Mounier e la guerra (Parte 1)

Mounier e la guerra (Parte 1)
Foto di Keira Burton da Pexels

UN LIBRO: Emmanuel Mounier: ‘Pacifistes ou Bellicistes?’

È un testo di una sessantina di pagine che dall’inizio della crudele invasione russa dell’Ucraina ha stimolato non poco a riflettere sull’atteggiamento che un cristiano dovrebbe avere verso la guerra. Pubblicato nel 1939, è stato riproposto quest’anno da Castelvecchi con il titolo “I cristiani e la pace”. 

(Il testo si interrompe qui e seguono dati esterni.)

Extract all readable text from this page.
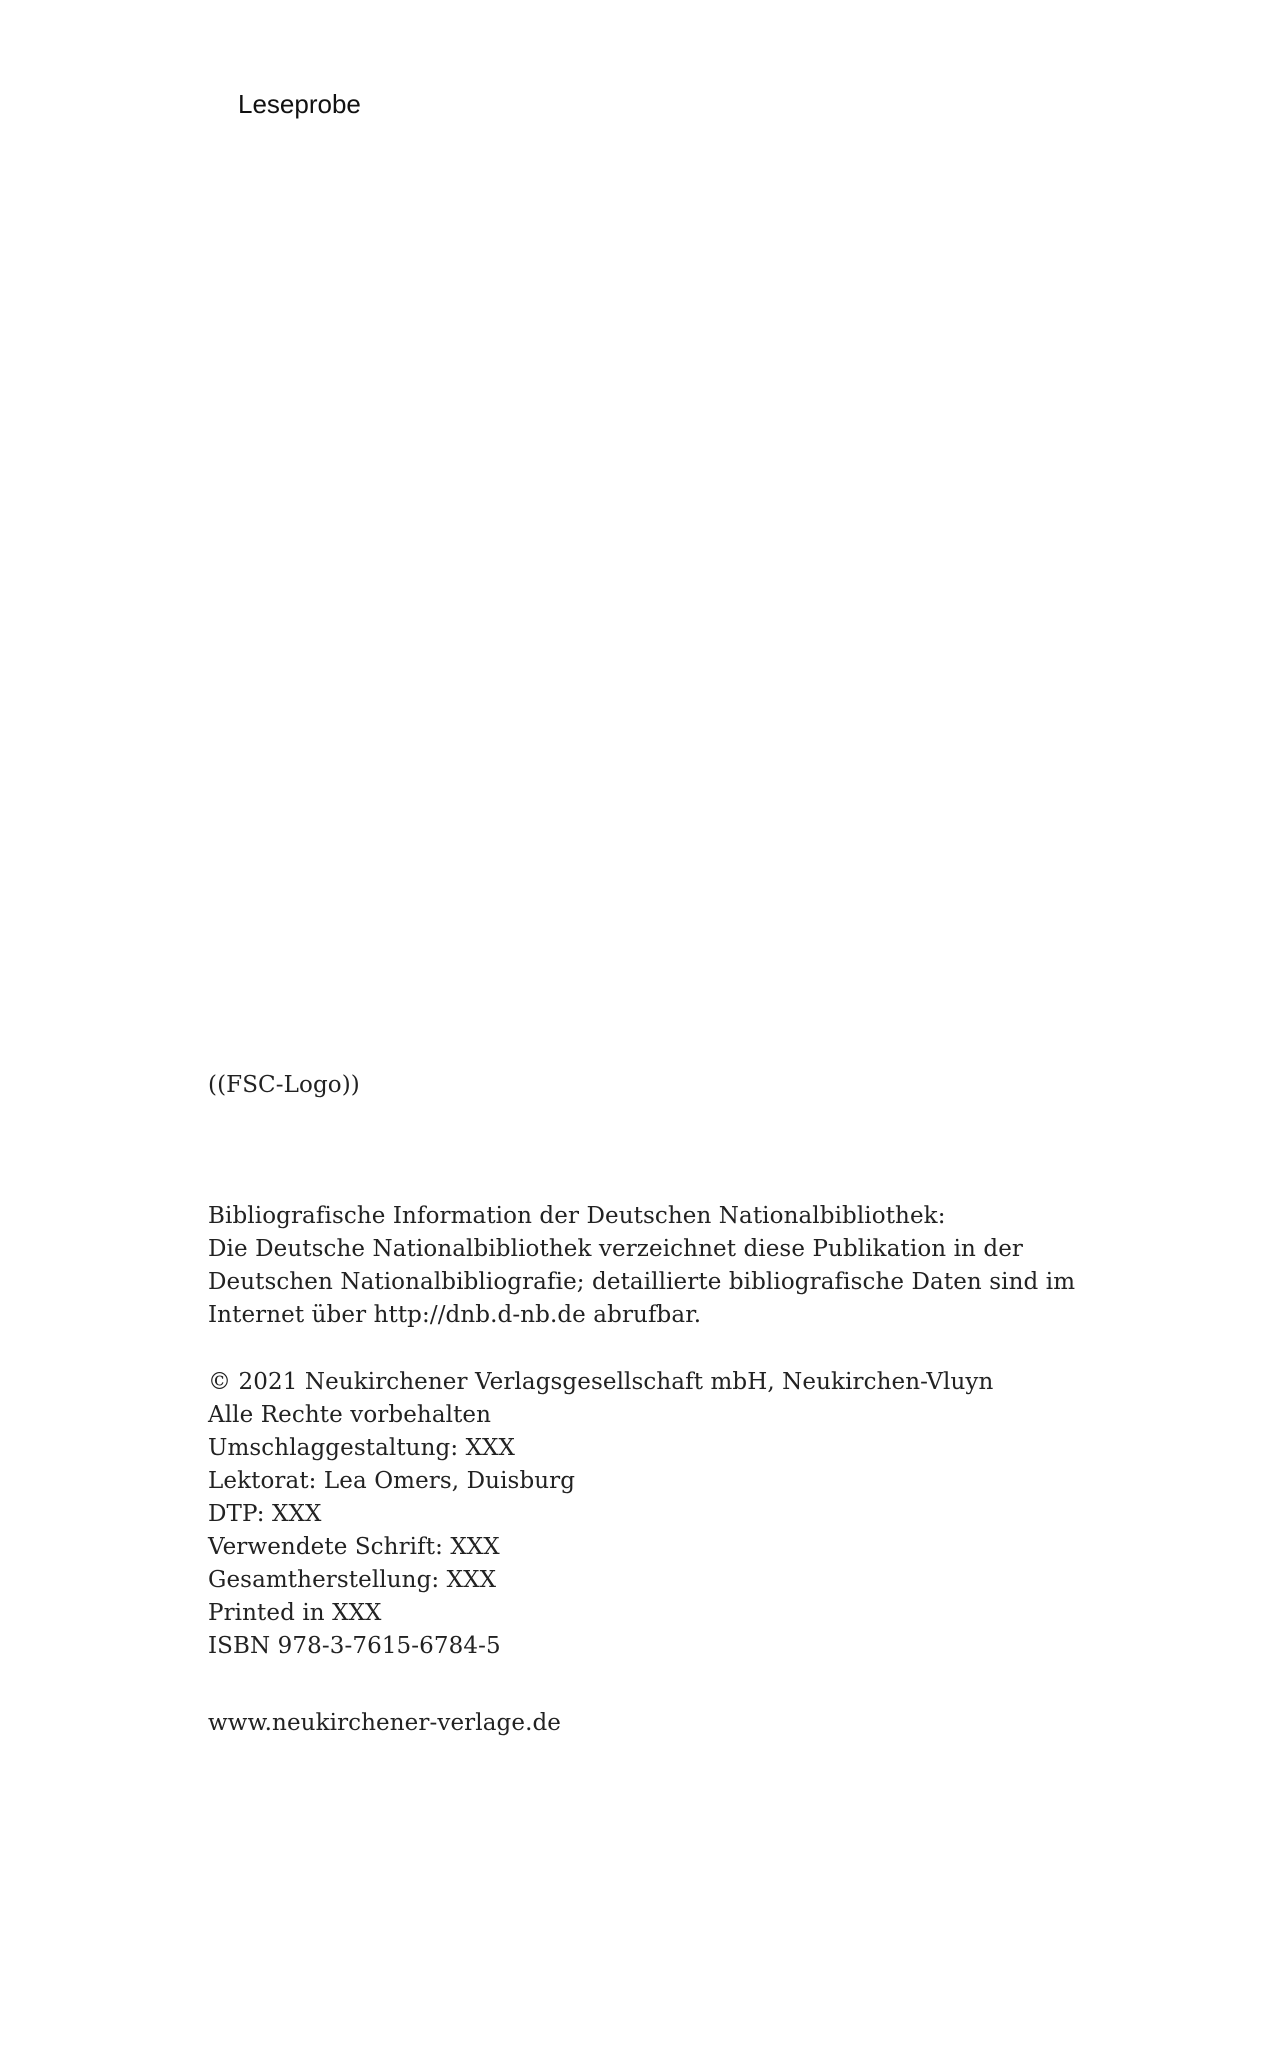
Leseprobe
((FSC-Logo))
Bibliografische Information der Deutschen Nationalbibliothek:
Die Deutsche Nationalbibliothek verzeichnet diese Publikation in der
Deutschen Nationalbibliografie; detaillierte bibliografische Daten sind im
Internet über http://dnb.d-nb.de abrufbar.
© 2021 Neukirchener Verlagsgesellschaft mbH, Neukirchen-Vluyn
Alle Rechte vorbehalten
Umschlaggestaltung: XXX
Lektorat: Lea Omers, Duisburg
DTP: XXX
Verwendete Schrift: XXX
Gesamtherstellung: XXX
Printed in XXX
ISBN 978-3-7615-6784-5
www.neukirchener-verlage.de
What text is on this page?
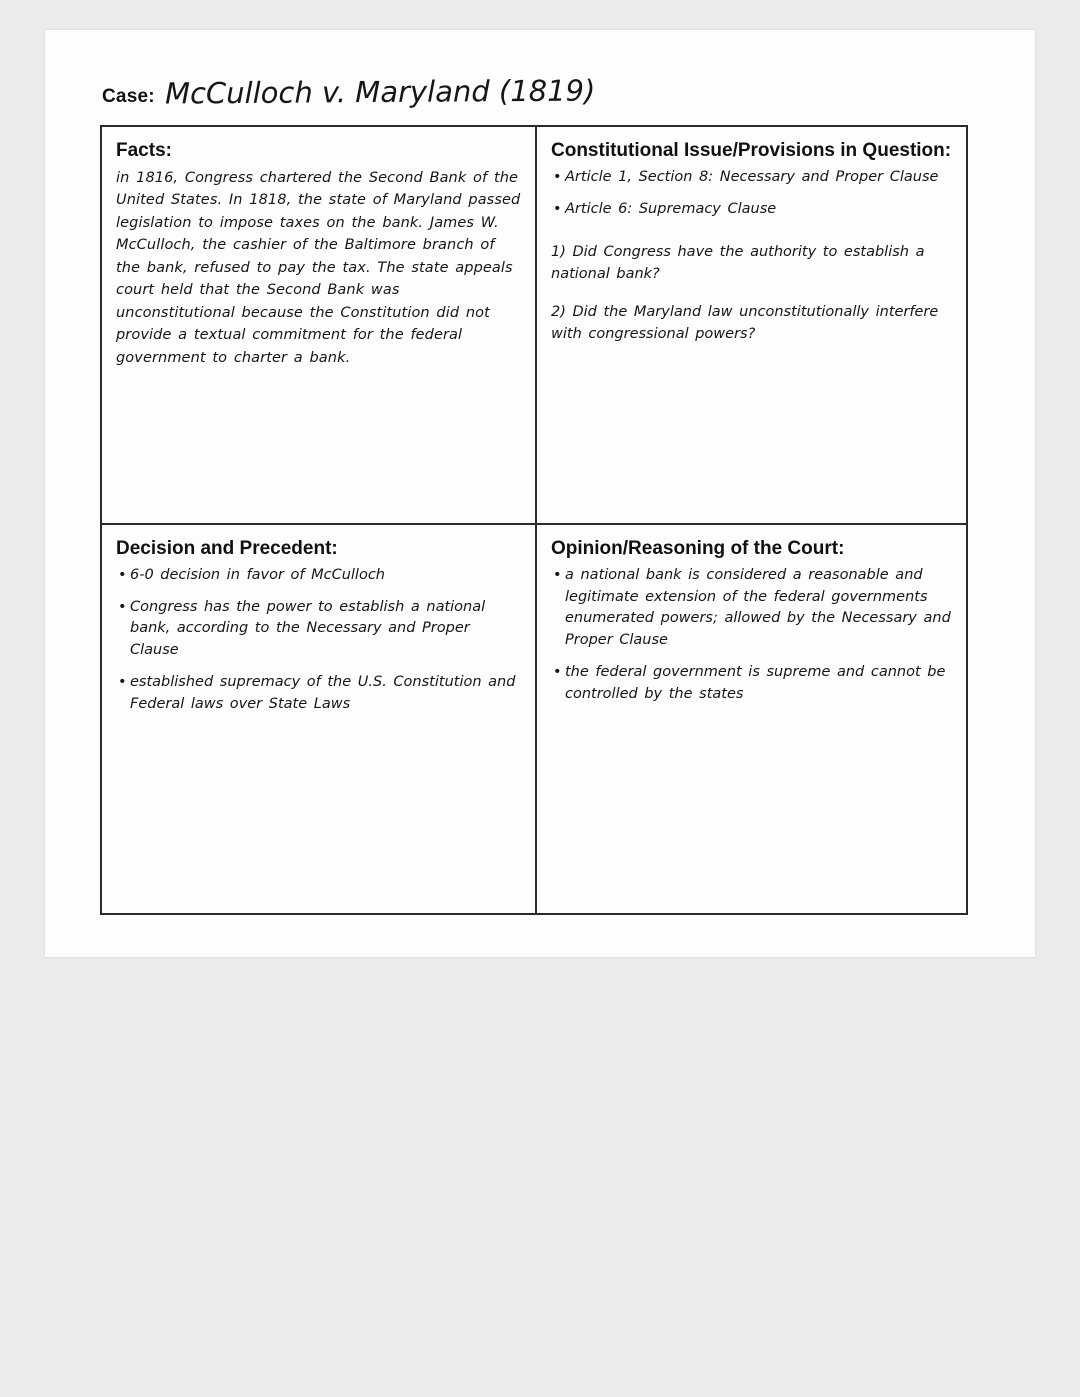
Case: McCulloch v. Maryland (1819)
Facts:
in 1816, Congress chartered the Second Bank of the United States. In 1818, the state of Maryland passed legislation to impose taxes on the bank. James W. McCulloch, the cashier of the Baltimore branch of the bank, refused to pay the tax. The state appeals court held that the Second Bank was unconstitutional because the Constitution did not provide a textual commitment for the federal government to charter a bank.
Constitutional Issue/Provisions in Question:
• Article 1, Section 8: Necessary and Proper Clause
• Article 6: Supremacy Clause
1) Did Congress have the authority to establish a national bank?
2) Did the Maryland law unconstitutionally interfere with congressional powers?
Decision and Precedent:
• 6-0 decision in favor of McCulloch
• Congress has the power to establish a national bank, according to the Necessary and Proper Clause
• established supremacy of the U.S. Constitution and Federal laws over State Laws
Opinion/Reasoning of the Court:
• a national bank is considered a reasonable and legitimate extension of the federal governments enumerated powers; allowed by the Necessary and Proper Clause
• the federal government is supreme and cannot be controlled by the states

Tra gli spunti offerti quello sui rapporti tra diritto e forza: scriveva Mounier che “non esiste diritto che non sia stato plasmato da una forza, che non si sostenga senza una forza (…) La forza è all’origine e non può essere eliminata per tutto il cammino percorso dal diritto”. Uno “spirito cristiano” non può “rifiutare a priori l’uso della forza al servizio della giustizia che vi si cerca o delle comunità in cui viviamo”. 

Il contesto storico in cui esce il saggio: qualche mese dopo il Patto di Monaco, il 29 settembre 1938 Francia e Gran Bretagna acconsentivano alla richiesta della Germania nazista (appoggiata dall’Italia fascista) di annessione dei Sudeti, regione germanofona della Cecoslovacchia. Il ‘sì’ di Daladier e Chamberlain fu motivato dalla convinzione, così facendo, di evitare lo scoppio di una nuova guerra, considerato come Hitler (che a marzo, con l’Anschluss, si era già impadronito dell’Austria) si fosse impegnato a non annettere nuovi territori europei. Mounier fu molto negativamente impressionato dall’accordo, tanto è vero che cita Monaco già nell’incipit del suo saggio: “La parola pace significa oggi, per la maggior parte degli uomini, ‘assenza di guerra armata’. Monaco ha salvato la pace significa: i fucili non hanno sparato”. Ma “il cristiano deve rifiutarsi di chiamare pace la semplice assenza di guerra armata o di sangue versato”. Perché “la pace apparente, nel senso negativo della parola può essere, in certe condizioni, un male spiritualmente superiore a quello della guerra”. 

Considerazioni indubbiamente pregnanti quelle di Mounier a proposito di Monaco 1938. Il saggio si sviluppa poi in cinque capitoli in cui il filosofo francese illustra “ciò che il cristiano chiama pace”, frutto di “ordine interiore e giustizia visibile, virtù di fortezza, opera collettiva dell’umanità, opera di giustizia e opera di carità”. Nella seconda parte troviamo invece la riflessione su patria, nazione, comunità internazionale, insegnamento teologico. E su pace armata e ‘guerra giusta’.

A proposito di pace armata, Mounier cita tra gli altri pontefici Leone XIII nel 1889. Vale la pena di rileggere: “Per assicurare al mondo la pace, non basta il desiderio, e scarso presidio offre altresì la volontà. Similmente gli eserciti innumerevoli e la forza sconfinata di apparati bellici valgono a contenere, per qualche tempo, gli assalti dei nemici, ma non potranno mai produrre pace stabile e sicura. Anzi, le armi brandite minacciosamente riescono più acconce ad alimentare che a spegnere gli odi e i sospetti; fanno vivere i popoli in continua trepidazione di un burrascoso avvenire, e in particolare traggono seco gravami e sacrifici; non si saprebbe dire sovente se più tollerabili della guerra. Da ciò consegue che alla pace debba ricercarsi fondamento più saldo e più conforme a natura”.  Sembrano assai attuali queste riflessioni di papa Leone XIII.